Open nwoyecid opened 1 year ago
This error occurs only during inference/evaluation and not during training.
I can infer fine, can you share the code ?
I guess there could be many factors for occurrence of the OOM error:- Like if you are using techniques like beam search in NLP models or large batch sizes for evaluation. Secondly, Memory fragmentation can lead to inefficient use of GPU memory. Try using this:-
import torch
torch.cuda.set_per_process_memory_fraction(0.9) # Adjust the fraction as needed
torch.backends.cuda.matmul.allow_tf32 = True # Enabling TF32 precision to save memory
or you may even try to clean up the cache before starting inference by this:-
import torch
torch.cuda.empty_cache()
provide the code for more detailed help Thanks
I have OOM error during inference but not during training.

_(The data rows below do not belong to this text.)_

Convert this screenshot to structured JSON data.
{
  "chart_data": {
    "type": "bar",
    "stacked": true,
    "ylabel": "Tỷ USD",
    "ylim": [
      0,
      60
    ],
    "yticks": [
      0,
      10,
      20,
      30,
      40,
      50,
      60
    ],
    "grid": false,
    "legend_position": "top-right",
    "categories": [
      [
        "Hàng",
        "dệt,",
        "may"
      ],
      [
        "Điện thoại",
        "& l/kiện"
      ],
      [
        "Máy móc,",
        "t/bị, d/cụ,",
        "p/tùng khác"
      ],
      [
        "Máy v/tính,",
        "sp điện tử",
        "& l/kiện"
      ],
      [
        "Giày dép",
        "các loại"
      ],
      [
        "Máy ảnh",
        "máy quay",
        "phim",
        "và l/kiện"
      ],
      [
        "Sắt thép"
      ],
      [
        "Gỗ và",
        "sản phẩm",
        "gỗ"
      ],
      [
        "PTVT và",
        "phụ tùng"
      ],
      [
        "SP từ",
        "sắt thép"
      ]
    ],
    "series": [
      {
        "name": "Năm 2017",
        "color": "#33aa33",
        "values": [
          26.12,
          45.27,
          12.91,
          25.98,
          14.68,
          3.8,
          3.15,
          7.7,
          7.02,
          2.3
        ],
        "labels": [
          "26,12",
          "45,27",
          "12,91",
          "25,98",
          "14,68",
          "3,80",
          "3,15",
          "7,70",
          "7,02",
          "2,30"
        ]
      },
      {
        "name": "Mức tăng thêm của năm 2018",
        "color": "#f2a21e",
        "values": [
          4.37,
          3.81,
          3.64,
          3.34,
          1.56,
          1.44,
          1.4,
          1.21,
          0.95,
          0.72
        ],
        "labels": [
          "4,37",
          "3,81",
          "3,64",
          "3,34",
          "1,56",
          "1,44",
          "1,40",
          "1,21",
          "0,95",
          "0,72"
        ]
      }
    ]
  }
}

This happens even with batch size of 1 and even with increasing the GPU memory.
torch.cuda.OutOfMemoryError: CUDA out of memory. Tried to allocate 11.25 GiB (GPU 0; 44.42 GiB total capacity; 36.96 GiB already allocated; 3.95 GiB free; 38.83 GiB reserved in total by PyTorch) If reserved memory is >> allocated memory try setting max_split_size_mb to avoid fragmentation. See documentation for Memory Management and PYTORCH_CUDA_ALLOC_CONF
I think its not OOM issue but something wrong with the Trainer increasing reserving memory.